Trade Show kiosk: Touch kiosks are perfect to take to trade shows because they can present booth visitors with a huge amount of product information along with marketing material, photos, videos, etc. And the kiosks can capture visitor information for follow-up using a barcode scanner or magnetic card reader. These kiosks usually include a barcode scanner and/or magnetic card reader to capture visitor information for lead follow-up.
Museum Kiosk: Museums love interactive kiosks. What better way to enhance and deepen a museum exhibit than with a large-screen, interactive touch kiosk that can display a wealth of information to the visitor? From hi-resolution photos to HD videos, these kiosks can be any size but usually tend to be larger, 32” and up, to present the user with greater impact.
TASK SPECIFIC and SELF-SERVE KIOSKS
Touch kiosks can perform a wide range of tasks for users including registering users for events, self check-in, accepting payments and donations, point of care, access control, and more.
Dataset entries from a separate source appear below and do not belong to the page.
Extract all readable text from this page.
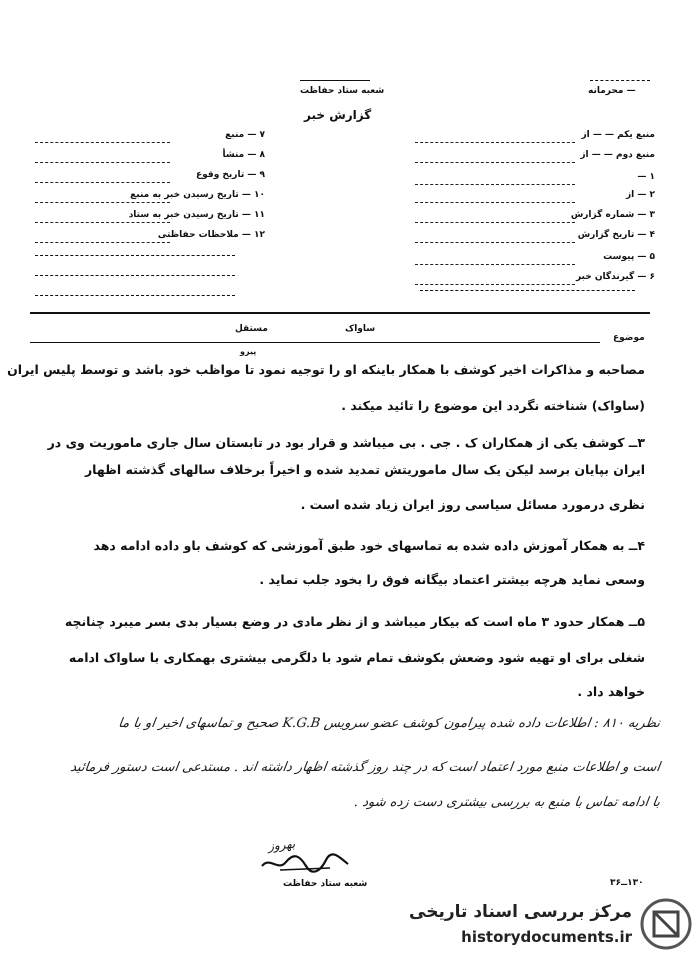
— محرمانه
شعبه ستاد حفاظت
گزارش خبر
منبع یکم — — از
منبع دوم — — از
۱ —
۲ — از
۳ — شماره گزارش
۴ — تاریخ گزارش
۵ — پیوست
۶ — گیرندگان خبر
۷ — منبع
۸ — منشأ
۹ — تاریخ وقوع
۱۰ — تاریخ رسیدن خبر به منبع
۱۱ — تاریخ رسیدن خبر به ستاد
۱۲ — ملاحظات حفاظتی
موضوع
ساواک
مستقل
پیرو
مصاحبه و مذاکرات اخیر کوشف با همکار باینکه او را توجیه نمود تا مواظب خود باشد و توسط پلیس ایران
(ساواک) شناخته نگردد این موضوع را تائید میکند .
۳ــ کوشف یکی از همکاران ک . جی . بی میباشد و قرار بود در تابستان سال جاری ماموریت وی در
ایران بپایان برسد لیکن یک سال ماموریتش تمدید شده و اخیراً برخلاف سالهای گذشته اظهار
نظری درمورد مسائل سیاسی روز ایران زیاد شده است .
۴ــ به همکار آموزش داده شده به تماسهای خود طبق آموزشی که کوشف باو داده ادامه دهد
وسعی نماید هرچه بیشتر اعتماد بیگانه فوق را بخود جلب نماید .
۵ــ همکار حدود ۳ ماه است که بیکار میباشد و از نظر مادی در وضع بسیار بدی بسر میبرد چنانچه
شغلی برای او تهیه شود وضعش بکوشف تمام شود با دلگرمی بیشتری بهمکاری با ساواک ادامه
خواهد داد .
نظریه ۸۱۰ : اطلاعات داده شده پیرامون کوشف عضو سرویس K.G.B صحیح و تماسهای اخیر او با ما
است و اطلاعات منبع مورد اعتماد است که در چند روز گذشته اظهار داشته اند . مستدعی است دستور فرمائید
با ادامه تماس با منبع به بررسی بیشتری دست زده شود .
بهروز
شعبه ستاد حفاظت	۱۳۰ــ۳۶
مرکز بررسی اسناد تاریخی
historydocuments.ir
Some common task specific and self-serve kiosk applications include:
Hotel check-in, flight check-in, community event check-in, healhcare check-in, and child-check-in are among dozens of kiosk check-in applications in common use. These kiosks typically have peripherals like a label printer, barcode scanner, and card reader for check-in verification and validation, but could also just be a touch screen with no additional peripherals.
Many companies require visitors to log in when they arrive, confirm their appointments, and to wear visitor badges while in the building. A kiosk can perform all of these tasks for the user including taking a picture of the user and even creating the visitor badge. A webcam, barcode scanner, card reader, and specialized printer can all be used by the kiosk for this application.
Access Control Kiosks
Access control and security kiosks are used to verify a user’s identity, and then allow access to a building, room, or other secure area. Gate control kiosks are outdoor kiosks that control gate access. These kiosks may have peripherals that include biometric scanning, such as fingerprint or palm, barcode and magnetic card readers, and cameras.
Accepting payments is a natural self-service application for kiosks. If a website can accept a payment, so can a remote kiosk. Usually a credit card reader is used for most applications, but a bill acceptor can also be used and even more exotic peripherals such as check readers and bill recyclers can also be used in the high-end machines. Bill payment kiosks with these kinds of peripherals need to have specific software developed exclusively for their use.
Donation kiosks are another form of payment kiosk. Typically a donation kiosk is simpler, and most commonly may only use a card reader to accept the donation.
Point of Care Kiosks
Used in hospitals and assisted living facilities and retirement homes, point of care kiosks, or POC, are typically mounted on walls in hallways to document patient ADLs (Activities of Daily Living) and pertinent care for Medicare billing and to retain accreditation and rating.